¡Dios mío, qué estrés! Qué acento agudo sobre los pliegues del entrecejo. Cuánto tardan los autobuses del día a día, y con qué chirrido de gozne se detienen ante la puerta de tu abrigo o bajo el techo de tu paraguas. A la oficina, siempre se llega cinco minutos tarde, cuando alguien te busca o te encuentra la prisa. Te tomas un café para enchufarte al mundo. Algún colega te pregunta, o casi, por dónde vas del cuento. Si viajas a Madrid próximamente, si ya te has divorciado del tabaco.
Los dioses del reloj y el sacrificio se han hecho sus altares, cuelgan de tus paredes. La piedad va mandándote mensajes desde todas las caras que te miran con algo parecido a la derrota. Cómo no ver en ellas la sonrisa más falsa. Si no la estupidez, el sufrimiento. O un humor agitado y contagioso. Una mano tendida que remueve el vacío. O el eco de un proyecto irrealizable. Ese ovillo de lana con que tejes y tejes el árbol misterioso de la vida. Y ese golpe de viento que nunca lo acaricia. Que unas veces lo agita y otras veces lo arranca.

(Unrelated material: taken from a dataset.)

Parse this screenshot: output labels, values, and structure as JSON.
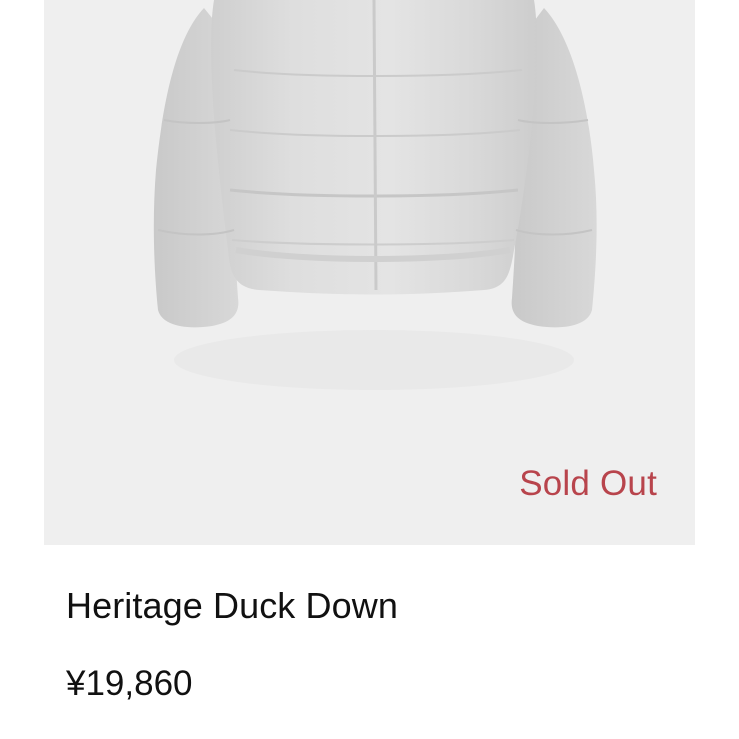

Cuando busco a los otros, cuando a solas murmuro, cada vez que tropiezo sin saber si camino, cuando olvido las llaves de mi espacio en el viento o descubro la boca donde dije “adelante”, o me pongo a mí misma a la sombra de un válium, sé que ya queda menos para el acto supremo de volverme imposible como un truco de magia. A veces, por la noche, yo también cierro el grifo. Le digo al corazón que se relaje. Que afloje, que no insista, que me deje. Es, como el mar, un niño que se calma cuando le obligo a ver pasar las olas y a dejarlas morir sobre la playa.